Et de pointer en particulier les délires des mécanismes financiers à effet levier (les LBO en sont une déclinaison fameuse) qui ont conduit les banques d’affaires à des niveaux d’endettement absolument faramineux, ainsi que les nouvelles normes comptables internationales qui ont renforcé les spéculations à très court terme.
« Nous devons trancher des noeuds gordiens, invite encore Henri de Castries. Le système financier fonctionne beaucoup trop sur l’endettement, c’est indéniable, mais si en une seule nuit vous retirez la bouteille à un alcoolique, vous le tuez ! Et il faut arrêter de chronométrer les coureurs de marathon tous les cent mètres parce que, si on continue, la probabilité qu’il gagne le marathon est nulle.
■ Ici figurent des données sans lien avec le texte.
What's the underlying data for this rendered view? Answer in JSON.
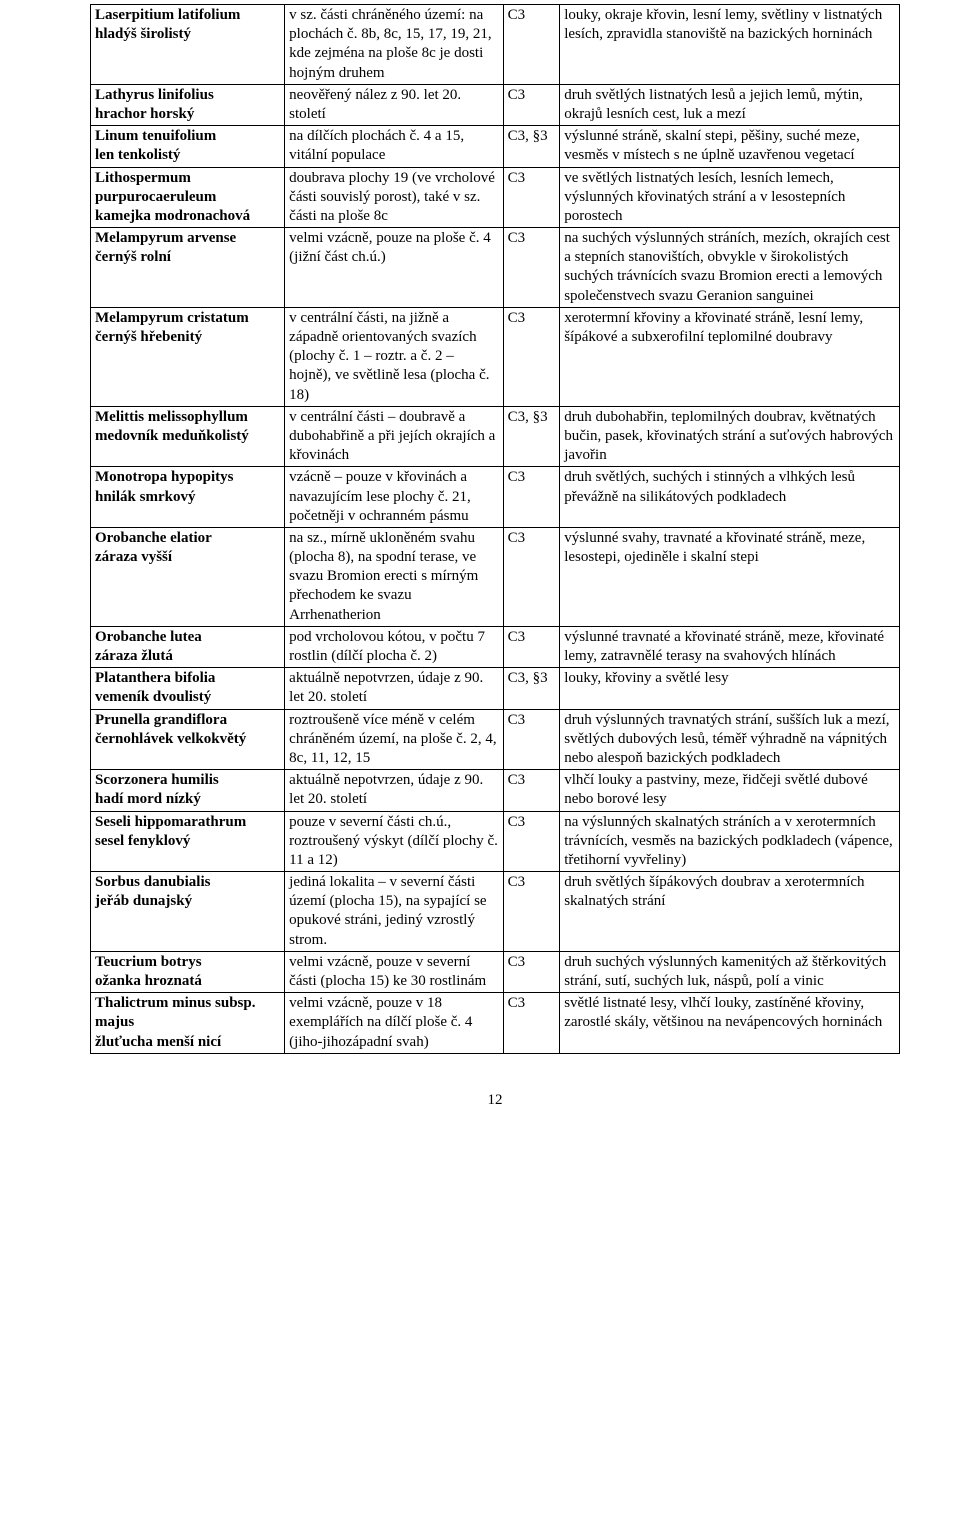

On a voulu mettre en place un système de normes comptables qui donne la valeur immédiate ; on ne doit pas s’étonner que tout le système s’y adapte et tire tout vers le court terme. » Comment faire alors ?
L’assureur se garde bien de le dire, c’est plus commode quand on veut, comme lui, continuer de danser au bord du volcan et chanter sur tous les tons qu’« un pays qui a trop de lois n’a plus de loi »…
Quand les braves gens n’ont qu’à dormir tranquilles
Vendredi, 8 h 45, au rez-de-chaussée du siège du MEDEF. Ils sont aux anges. Laurence Parisot, présidente de l’organisation patronale, et Jean-Martin Folz, ex-PDG de PSA et président de l’Association française des entreprises privées (AFEP), le discret lobby des très grandes entreprises françaises, offrent une parenthèse enchantée aux participants des rencontres qui, eux, guettent sur leurs téléphones portables les comportements boursiers à l’ouverture des marchés.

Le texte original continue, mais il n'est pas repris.